Comitting From the Bottom Up

My blog reading eyes/ears tend to perk up when I see someone writing about git as this piece of software fascinates me in a potentially unhealthy sort of way. I read a post the other day that talked a bunch about git, and centralized SCM tools like SVN and CVS, as well as the other distributed SCM bazaar. If that last sentence was greek to you, don’t worry, I’m heading into a pretty general discussion. Here’s the background:

Version control or source control management systems (VCS/SCM), are tools that programmers use to store the code of a program or project as they develop it. These tools store versions of a code base which has a lot of benefits: programmers can work concurrently on a project and distribute their changes regularly to avoid duplicating efforts or working on divergent editions code. SCMs also save your history incase you change something that you didn’t intended to you can go back to known working states, or “revive” older features that you’d deleted. SCMs are It’s a good thing, and I’d wager that most programmers use some sort of system to track this task.¹

The basic unit of any version control system is the “commit,” which represents a collection or set of changes that a given developer chooses to “check in” to the system. There are two basic models of VCS/SCM: the centralized client/server system and the distributed system. Centralization means that the history is stored on a server or centralized machine, and a group of developers all send and pull changes from that central “repository.” Distributed systems give every developer in a project a copy of the full history, and give them the capability of sending or pulling changes from any other developer in a system.

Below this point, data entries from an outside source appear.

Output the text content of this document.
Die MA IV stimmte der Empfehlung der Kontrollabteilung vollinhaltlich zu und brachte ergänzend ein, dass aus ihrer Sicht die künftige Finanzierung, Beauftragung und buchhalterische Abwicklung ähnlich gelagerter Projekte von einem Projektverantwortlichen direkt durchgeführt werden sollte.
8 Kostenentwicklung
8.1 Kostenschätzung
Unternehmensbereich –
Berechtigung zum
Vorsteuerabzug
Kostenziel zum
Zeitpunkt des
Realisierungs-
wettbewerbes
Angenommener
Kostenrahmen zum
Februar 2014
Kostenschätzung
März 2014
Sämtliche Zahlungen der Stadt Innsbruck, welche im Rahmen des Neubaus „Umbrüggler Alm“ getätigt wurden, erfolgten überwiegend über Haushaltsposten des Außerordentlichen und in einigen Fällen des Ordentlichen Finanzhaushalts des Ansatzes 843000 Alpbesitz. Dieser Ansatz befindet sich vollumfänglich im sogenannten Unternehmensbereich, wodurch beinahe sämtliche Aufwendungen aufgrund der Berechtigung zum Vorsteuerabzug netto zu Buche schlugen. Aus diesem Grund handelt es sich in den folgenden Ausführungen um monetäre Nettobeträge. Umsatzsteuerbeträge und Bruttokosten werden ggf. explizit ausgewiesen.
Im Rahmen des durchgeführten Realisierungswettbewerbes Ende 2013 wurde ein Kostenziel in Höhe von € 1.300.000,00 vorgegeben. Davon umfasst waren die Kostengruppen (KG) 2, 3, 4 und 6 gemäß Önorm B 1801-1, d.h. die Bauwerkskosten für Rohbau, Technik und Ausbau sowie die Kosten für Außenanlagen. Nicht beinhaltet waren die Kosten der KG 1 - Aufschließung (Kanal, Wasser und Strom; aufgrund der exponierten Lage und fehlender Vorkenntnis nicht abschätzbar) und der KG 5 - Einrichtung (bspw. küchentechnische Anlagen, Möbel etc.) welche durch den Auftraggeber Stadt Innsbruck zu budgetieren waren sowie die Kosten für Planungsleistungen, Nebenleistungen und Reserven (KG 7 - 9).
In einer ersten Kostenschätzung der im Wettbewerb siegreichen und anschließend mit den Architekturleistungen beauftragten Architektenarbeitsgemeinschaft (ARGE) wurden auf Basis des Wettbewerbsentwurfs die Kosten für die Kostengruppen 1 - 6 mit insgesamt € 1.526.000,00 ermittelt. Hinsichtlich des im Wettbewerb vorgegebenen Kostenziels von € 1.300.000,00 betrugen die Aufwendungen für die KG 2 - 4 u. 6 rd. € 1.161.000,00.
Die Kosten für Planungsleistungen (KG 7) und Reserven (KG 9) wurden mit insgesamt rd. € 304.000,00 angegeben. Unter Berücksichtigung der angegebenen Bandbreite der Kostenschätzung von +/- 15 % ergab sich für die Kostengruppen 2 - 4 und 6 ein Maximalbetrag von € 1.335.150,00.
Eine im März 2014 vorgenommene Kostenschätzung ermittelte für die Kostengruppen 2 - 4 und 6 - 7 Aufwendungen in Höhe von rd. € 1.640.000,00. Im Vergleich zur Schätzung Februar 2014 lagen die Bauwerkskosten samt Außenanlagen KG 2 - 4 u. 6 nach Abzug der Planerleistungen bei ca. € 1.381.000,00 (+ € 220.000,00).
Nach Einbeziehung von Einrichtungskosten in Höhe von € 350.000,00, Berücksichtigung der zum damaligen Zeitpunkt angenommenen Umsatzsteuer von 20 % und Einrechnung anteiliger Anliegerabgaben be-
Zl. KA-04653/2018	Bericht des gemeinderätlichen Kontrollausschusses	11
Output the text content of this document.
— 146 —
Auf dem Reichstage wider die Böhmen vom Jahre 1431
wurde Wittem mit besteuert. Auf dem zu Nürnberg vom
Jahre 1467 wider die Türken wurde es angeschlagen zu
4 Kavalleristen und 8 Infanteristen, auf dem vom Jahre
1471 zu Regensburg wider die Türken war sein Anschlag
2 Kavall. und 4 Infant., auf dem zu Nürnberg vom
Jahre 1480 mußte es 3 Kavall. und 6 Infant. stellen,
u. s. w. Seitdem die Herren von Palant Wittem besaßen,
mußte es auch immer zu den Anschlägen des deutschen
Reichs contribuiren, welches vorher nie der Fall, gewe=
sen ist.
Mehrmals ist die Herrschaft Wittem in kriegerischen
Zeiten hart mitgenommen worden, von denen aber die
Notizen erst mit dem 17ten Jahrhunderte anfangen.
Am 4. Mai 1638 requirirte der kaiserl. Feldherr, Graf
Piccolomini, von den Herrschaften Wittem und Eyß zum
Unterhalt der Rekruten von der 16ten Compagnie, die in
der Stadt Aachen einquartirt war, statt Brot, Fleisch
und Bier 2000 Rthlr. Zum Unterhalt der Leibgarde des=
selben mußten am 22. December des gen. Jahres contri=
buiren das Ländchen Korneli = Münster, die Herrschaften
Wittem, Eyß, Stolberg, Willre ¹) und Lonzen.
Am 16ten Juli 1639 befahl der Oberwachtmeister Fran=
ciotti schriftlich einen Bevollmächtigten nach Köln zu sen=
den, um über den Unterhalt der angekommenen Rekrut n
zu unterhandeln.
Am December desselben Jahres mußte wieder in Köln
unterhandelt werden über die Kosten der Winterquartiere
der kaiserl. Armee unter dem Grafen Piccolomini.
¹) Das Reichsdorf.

There’s a lot of topics about the various merits of both distributed and centralized version control systems, and a lot of this discussion ends up being hashed over technological features like speed and the various ease of various operations or over process features that relate to what a system allows or promotes in terms of workflow. While these discussions are interesting they’re too close to the actual programs to see something that I think is pretty interesting.

In centralized systems, “the commit” is something that serves the project’s management. If done right (so the theory goes), in a centralized system, only a select few have access to submit changes, as the central server’s only way of reconciling diverging versions of a code-base is to accept the first submitted change (poor solution) and the more developers you have the greater the chance of having version collisions. As a result there’s a lot less committing that happens. In big projects, you still have to mail patches around because only a few people can commit changes and in smaller teams, people are more likely to “put off committing” because frequent commits of incremental changes are more likely to confuse teammates, and committing amounts to publication.

In distributed systems, since the total “repository” is stored locally, committing changes to your repository and publishing changes with collaborators are separate options. As a result, there’s less incentive for developers to avoid creating commits for incremental changes. Rather than have commits mark complete working states with a lot of changes in every individual commit, commits mark points of experimentation in the distributed system.

This difference, is really critical. Commits in a centralized system serve the person who “owns” the repository, whereas in the distributed system they serve the developer. There are other aspects of these programs which affect the way developers relate to their code, but I think on some fundamental level this is really important.

Also, I don’t want to make the argument that “bottom up distribution = good and top down centralization = bad,” as I think it’s more complicated than that. It’s also possible to use distributed technology in centralized workflows, and if you use centralized systems with the right team, the top-down limitation isn’t particularly noticeable. But as a starting point, it’s an interesting analysis.

So common are they, that I was surprised to learn that the Linux Kernel (is a massive project) spent many many years without any formal system to manage these functions. They used “tar balls and patches, for years” which is amazing. ↩︎